New coach Tim Gullikson showed Sampras the value of playing percentage tennis -- going for smart, conservative shots rather than flashy, difficult ones. On April 12, 1993, Sampras reached the No. 1 ranking for the first time, and only occasionally has he fallen from that perch. He's been there at the end of the past six years, a record in men's tennis.

His record improved to 83-15 with eight tournament victories, including his first Wimbledon and second U.S. Open. When he won the 1994 Australian Open, he became the first player since Laver in 1969 to win three consecutive Grand Slam titles. After losing at the French Open, Sampras won his second Wimbledon.

At the quarterfinals of the 1995 Australian Open, Sampras wept in the fifth set against Courier when a fan shouted for him to win the match for Gullikson, who had left the tournament because of complications from a brain tumor. Sampras regained his composure to defeat Courier. However, he lost the final to Agassi. It would be the second -- and last -- time Sampras would lose in 14 Slam finals.

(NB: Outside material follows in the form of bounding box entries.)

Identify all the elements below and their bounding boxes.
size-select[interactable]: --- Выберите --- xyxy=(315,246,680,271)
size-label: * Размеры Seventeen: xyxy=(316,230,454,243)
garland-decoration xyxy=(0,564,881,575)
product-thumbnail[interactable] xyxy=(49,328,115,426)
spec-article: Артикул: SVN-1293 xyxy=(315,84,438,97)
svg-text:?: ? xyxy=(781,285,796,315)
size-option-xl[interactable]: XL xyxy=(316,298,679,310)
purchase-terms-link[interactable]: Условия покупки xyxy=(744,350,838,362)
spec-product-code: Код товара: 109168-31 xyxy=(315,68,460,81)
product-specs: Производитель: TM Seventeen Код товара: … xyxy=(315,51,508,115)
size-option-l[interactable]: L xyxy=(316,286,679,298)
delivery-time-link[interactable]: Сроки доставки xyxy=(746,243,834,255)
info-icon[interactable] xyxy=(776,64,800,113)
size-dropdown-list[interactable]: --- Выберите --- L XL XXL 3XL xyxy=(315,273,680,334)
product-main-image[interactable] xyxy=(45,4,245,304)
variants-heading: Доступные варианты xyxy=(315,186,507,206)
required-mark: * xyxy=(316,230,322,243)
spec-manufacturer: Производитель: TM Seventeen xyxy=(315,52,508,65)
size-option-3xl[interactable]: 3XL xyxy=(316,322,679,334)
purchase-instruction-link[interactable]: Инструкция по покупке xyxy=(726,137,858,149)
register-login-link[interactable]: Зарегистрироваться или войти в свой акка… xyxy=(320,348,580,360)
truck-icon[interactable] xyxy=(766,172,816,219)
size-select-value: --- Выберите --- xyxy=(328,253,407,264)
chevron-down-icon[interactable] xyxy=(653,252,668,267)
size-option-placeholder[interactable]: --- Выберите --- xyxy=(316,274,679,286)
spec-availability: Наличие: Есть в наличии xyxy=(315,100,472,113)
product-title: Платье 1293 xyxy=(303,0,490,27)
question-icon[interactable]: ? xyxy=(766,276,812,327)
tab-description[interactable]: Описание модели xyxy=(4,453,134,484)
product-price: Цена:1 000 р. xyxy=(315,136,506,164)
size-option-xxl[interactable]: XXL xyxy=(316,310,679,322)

He became the first American to win three consecutive Wimbledons and he regained his U.S. Open title. He capped 1995 by accounting for all three points as the U.S. defeated Russia in the Davis Cup final.

On May 3, 1996, Gullikson, 44, died of brain cancer. Sampras lost in the first three majors that year, but retained his U.S. Open title, showing his guts against Alex Corretja in a four-hour and nine-minute quarterfinal.

With the score 1-1 in a fifth-set tiebreaker, a dehydrated Sampras vomited twice. Refusing to lose, he saved a match point at 6-7 with a desperate, full-extension forehand volley winner. After a fault on a weak first serve, the exhausted Sampras found the strength to deal a second-serve ace. The match ended when Corretja double faulted on the next point.

"I hate to lose, and I do whatever I can to win, and if it is ugly, it is ugly," said Sampras, who needed a half-gallon of intravenous fluids afterwards.

Sampras won the 1997 Australian Open and took Wimbledon in 1997, 1998 and 1999. His six Wimbledons are the most for any player in the 20th century. "There's a certain aura about the place that you don't feel anywhere else," Sampras said. "The echo of the balls hit on Centre Court -- it just feels significant."

The only thing missing from Sampras' resume is a victory on the French Open clay. He realizes that without it, he might not be regarded as No. 1 all-time, no matter how many Slams titles he wins.